Инженер Петра Великого 12 (СИ) - Гросов Виктор. Страница 7
Верховный садовник с топором вместо ножниц. Он сбросил остатки дипломатического лоска, явив истинное лицо: рационалиста, для которого народы —живая изгородь, которую нужно подстричь под нужный стандарт. Откровенность за откровенность. Ничто не изменится в этом мире.
— Обрезка ветвей — дело благое, ваше высочество, — я сделал глоток, чувствуя терпкий вкус вина. — Понимаю вашу логику. Но мудрый садовник должен помнить: у некоторых диких растений шипы бывают столь длинны и остры, что ими легко пропороть руку. Даже в латной перчатке.
Савойский молчал несколько секунд, изучая меня. Затем уголок его рта дрогнул в усмешке.

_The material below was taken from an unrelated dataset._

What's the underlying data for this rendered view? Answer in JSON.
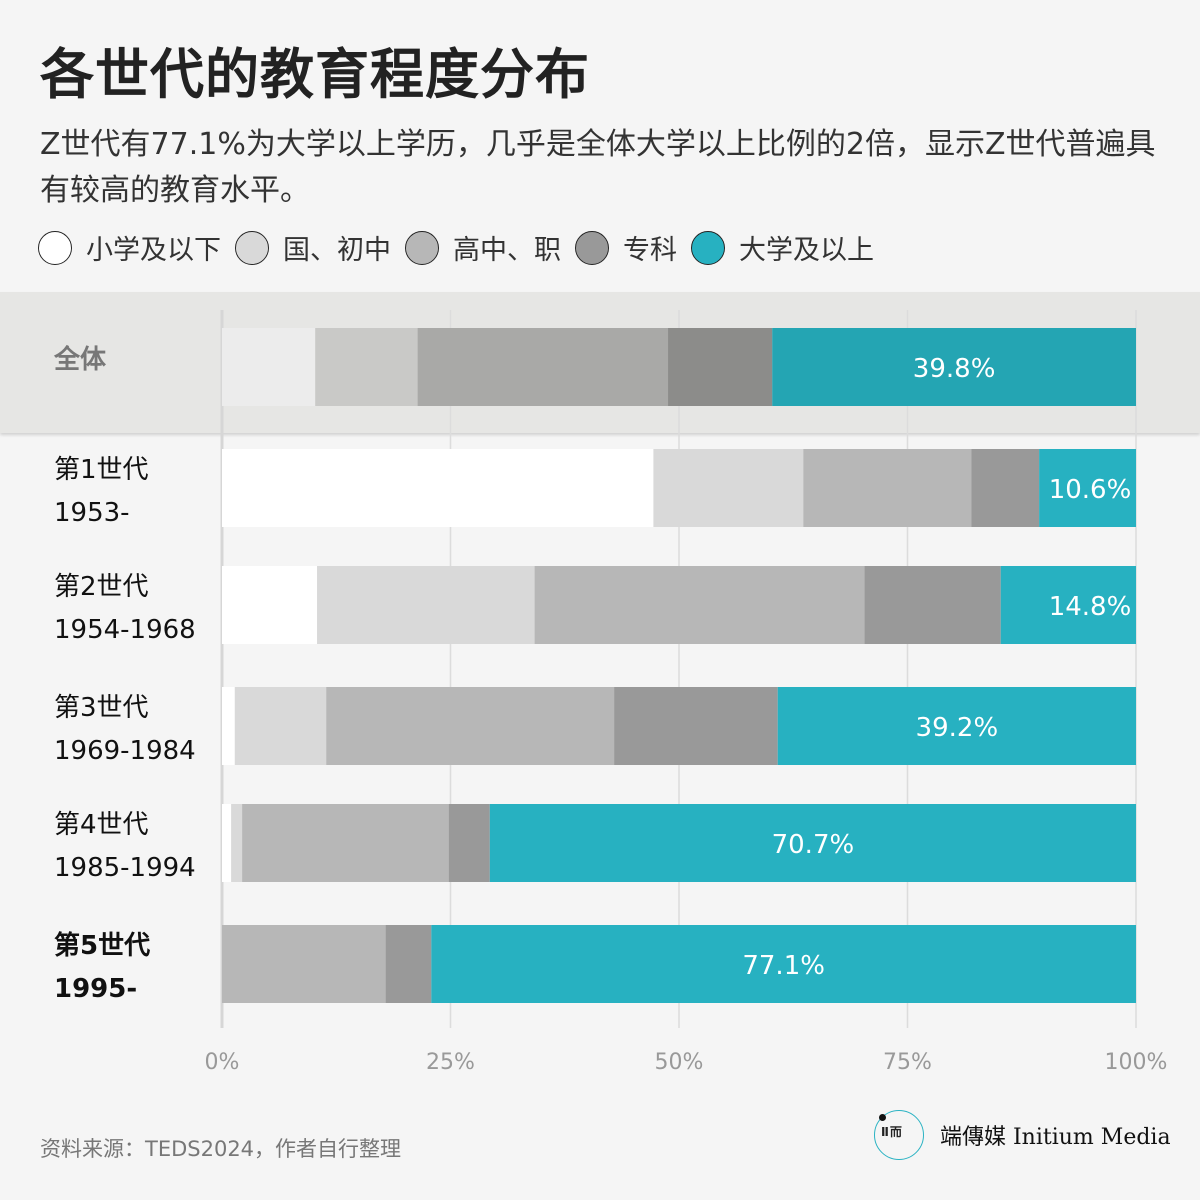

Осушив кубок до дна, я с тихим, но отчетливым стуком вернул его на столешницу. Вкус вина внезапно показался кислым. Игра в «философский цинизм» утратила свое очарование, обнажив примитивный каркас: вместо поиска мира мне предлагали банальную сделку купли-продажи. Зря надеялся на толковый разговор.
— Ценю вашу прямоту, принц, — я обозначил поклон, больше похожий на издевательскую гримасу актера, покидающего сцену после провального акта. — Но ваша валюта здесь не имеет хождения. Видимо, я безнадежно старомоден: я действительно верю в то, ради чего лью кровь.
Желваки на скулах Савойского дрогнули. Укол достиг цели. Толмач сбился в переводе, понимая что говорит своему принцу.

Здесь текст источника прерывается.